- The Washington Times - Tuesday, February 18, 2003

The Bush administration's faith-based charity initiative has reached another hurdle as its critics sue a religious program in Iowa prisons and a new welfare rule on religion receives its final public comments today.
In federal court last week, Americans United for Separation of Church and State sued Iowa's InnerChange Freedom Initiative and its sponsor, Prison Fellowship, for mingling government funds and sectarian religion.
The two lawsuits said the activity used Iowa monies to teach Christianity, discriminated by hiring only workers of a particular religious view, and gave privileges to prisoners who joined.
As the lawsuit is pending, the Department of Health and Human Services (HHS) has issued proposed guidelines that protects the rights of religious groups using welfare grants to choose whom they hire. A public comment period on the regulatory action ends today.
The Department of Housing and Urban Development (HUD) has also issued new regulations allowing grants for buildings owned by religious groups. The comment period on the HUD regulations ends March 7.
Both actions were taken under the charitable-choice clause of the 1996 Welfare Reform Act.
Americans United, one of the most aggressive opponents of the charitable-choice provision, hopes to reverse the measure by a victory in the courts.
But Mark L. Earley, former attorney general of Virginia and president of Prison Fellowship, said he hopes "these suits will be dismissed quickly."
He called InnerChange one of the "most successful programs for reducing prisoner recidivism," or repeat offenses, and said it abides by the charitable-choice law.
The program, he said, is voluntary and inmate participants "are fully apprised of the faith-centered nature" of the activity, which involves religious study, connecting with a local church and making amends with crime victims.
"In Iowa, InnerChange Freedom Initiative uses state monies solely for nonsectarian expenses, while private funds are used for all religious programming," Mr. Earley said.
Though legislation to expand some aspects of the charitable-choice law has been stalled in Congress, by executive order President Bush has requested regulatory changes in five Cabinet agencies.
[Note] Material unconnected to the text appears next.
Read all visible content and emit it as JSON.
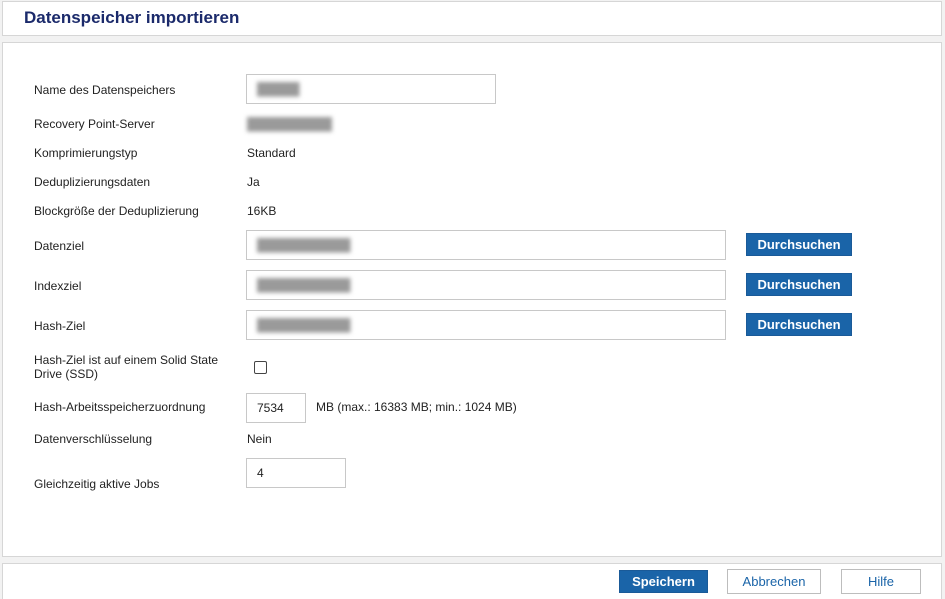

The two announced by HHS and HUD are considered the most wide ranging so far, researchers said.
"These proposals would significantly change the environment in which faith-based groups receive government support," said Richard Nathan, director of the Rockefeller Institute of Government.
"It's critical for all sides on this issue to review these proposals and make sure their voices are heard while there's an opportunity to do so," Mr. Nathan said.
The Roundtable on Religion and Social Welfare Policy, a project sponsored by the institute, has done legal analysis of the federal and state policy and is somewhat skeptical of the mixing of religion and government funding.
The closest thing to a legal test of the charitable-choice policy so far was the Supreme Court ruling last year that Ohio welfare vouchers could be spent at a Christian drug-treatment center called Faith Works because it was a voluntary program.
If the Iowa suit goes forward, the two key issues are expected to be whether inmates "volunteer" and whether funds for religious study are kept separate from money used for buildings, transportation or prison supervision.
Meanwhile, Mr. Earley said, the InnerChange program in Texas prisons is being studied for its effectiveness, in particular by the University of Pennsylvania.
In Texas, he said, the Criminal Justice Policy Council released a report this month that just 8 percent of inmates who participated returned to prison within two years, compared with 22 percent of comparable nonparticipating prisoners.